Thomas Brown, Ph.D., longtime researcher in AD/HD and developer of the Brown Scales, was one of the first to give serious attention to the problem of sleep in children and adolescents with AD/HD. He sees sleep disturbances as indicative of problems of arousal and alertness in AD/HD itself. Two of the five symptom clusters that emerge from the Brown Scales involve activation and arousal:
* Organizing and activating to begin work activities.
* Sustaining alertness, energy, and effort.
Brown views problems with sleep as a developmentally-based impairment of management functions of the brain—particularly, an impairment of the ability to sustain and regulate arousal and alertness. Interestingly, he does not recommend treatments common to AD/HD, but rather recommends a two-pronged approach that stresses better sleep hygiene and the suppression of unwanted and inconvenient arousal states by using medications with sedative properties.
The simplest explanation is that sleep disturbances are direct manifestations of AD/HD itself. True hyperactivity is extremely rare in women of any age. Most women experience the mental and physical restlessness of AD/HD only when they are trying to shut down the arousal state of day-to-day functioning in order to fall asleep. At least 75 percent of adults of both genders report that their minds restlessly move from one concern to another for several hours until they finally fall asleep. Even then, they toss and turn, awaken frequently, and sometimes barely sleep at all.
The fact that 80 percent of adults with AD/HD eventually fall into “the sleep of the dead” has led researchers to look for explanations. No single theory explains the severe impairment of the ability to rouse oneself into wakefulness.

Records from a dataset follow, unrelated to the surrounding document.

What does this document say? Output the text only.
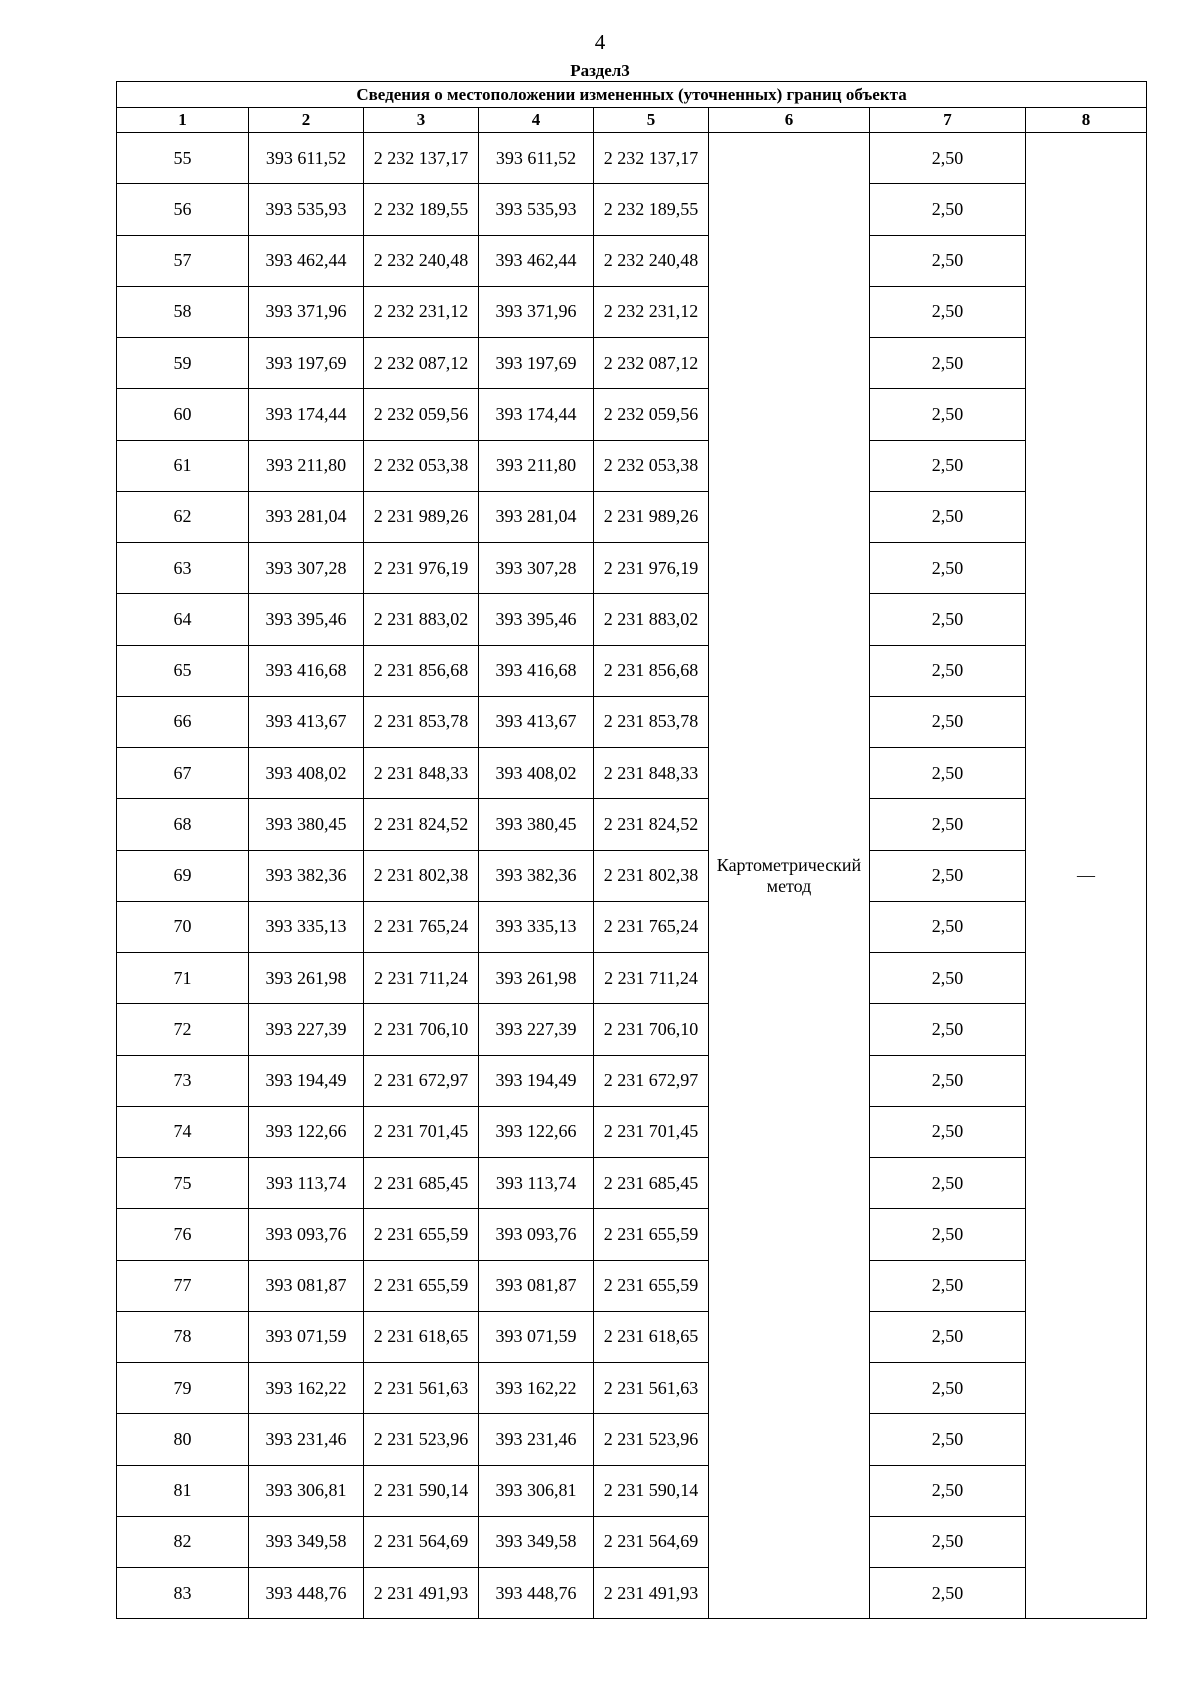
4
Раздел3
Сведения о местоположении измененных (уточненных) границ объекта							
1	2	3	4	5	6	7	8
55	393 611,52	2 232 137,17	393 611,52	2 232 137,17	Картометрический метод	2,50	—
56	393 535,93	2 232 189,55	393 535,93	2 232 189,55		2,50	
57	393 462,44	2 232 240,48	393 462,44	2 232 240,48		2,50	
58	393 371,96	2 232 231,12	393 371,96	2 232 231,12		2,50	
59	393 197,69	2 232 087,12	393 197,69	2 232 087,12		2,50	
60	393 174,44	2 232 059,56	393 174,44	2 232 059,56		2,50	
61	393 211,80	2 232 053,38	393 211,80	2 232 053,38		2,50	
62	393 281,04	2 231 989,26	393 281,04	2 231 989,26		2,50	
63	393 307,28	2 231 976,19	393 307,28	2 231 976,19		2,50	
64	393 395,46	2 231 883,02	393 395,46	2 231 883,02		2,50	
65	393 416,68	2 231 856,68	393 416,68	2 231 856,68		2,50	
66	393 413,67	2 231 853,78	393 413,67	2 231 853,78		2,50	
67	393 408,02	2 231 848,33	393 408,02	2 231 848,33		2,50	
68	393 380,45	2 231 824,52	393 380,45	2 231 824,52		2,50	
69	393 382,36	2 231 802,38	393 382,36	2 231 802,38		2,50	
70	393 335,13	2 231 765,24	393 335,13	2 231 765,24		2,50	
71	393 261,98	2 231 711,24	393 261,98	2 231 711,24		2,50	
72	393 227,39	2 231 706,10	393 227,39	2 231 706,10		2,50	
73	393 194,49	2 231 672,97	393 194,49	2 231 672,97		2,50	
74	393 122,66	2 231 701,45	393 122,66	2 231 701,45		2,50	
75	393 113,74	2 231 685,45	393 113,74	2 231 685,45		2,50	
76	393 093,76	2 231 655,59	393 093,76	2 231 655,59		2,50	
77	393 081,87	2 231 655,59	393 081,87	2 231 655,59		2,50	
78	393 071,59	2 231 618,65	393 071,59	2 231 618,65		2,50	
79	393 162,22	2 231 561,63	393 162,22	2 231 561,63		2,50	
80	393 231,46	2 231 523,96	393 231,46	2 231 523,96		2,50	
81	393 306,81	2 231 590,14	393 306,81	2 231 590,14		2,50	
82	393 349,58	2 231 564,69	393 349,58	2 231 564,69		2,50	
83	393 448,76	2 231 491,93	393 448,76	2 231 491,93		2,50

Some AD/HD patients report that they sleep well when they go camping or are out of doors for extended periods of time. Baltimore-based psychiatrist Myron Brenner, M.D., noted the high incidence of AD/HD individuals among the research subjects in his study of Delayed Sleep Phase Syndrome (DSPS). People with DSPS report that they can experience a normal sleep phase—For example, get into bed, fall asleep quickly, sleep undisturbed for eight hours, and awake refreshed—but that their brains and bodies want that cycle from 4 a.m. until noon. This is a pattern reported by more than half of adults with AD/HD. Brenner hypothesizes that DSPS and the sleep patterns of AD/HD have the same underlying disturbance of circadian rhythms. Specifically, he believes that the signal which sets the internal circadian clock (the gradual changes in light caused by the sun’s setting and rising) is weak in people with AD/HD. As a result, their circadian clock is never truly set, and sleep drifts into to the 4 a.m.-to-noon pattern or disappears entirely, until the sufferer is exhausted.
One hypothesis is that the lack of an accurate circadian clock may also account for the difficulty that many with AD/HD have in judging the passage of time. Their internal clocks are not “set.” Consequently, they experience only two times: “now” and “not now.” Many of my adult patients do not wear watches. They experience time as an abstract concept, important to other people, but one which they don’t understand. It will take many more studies to establish the links between circadian rhythms and AD/HD.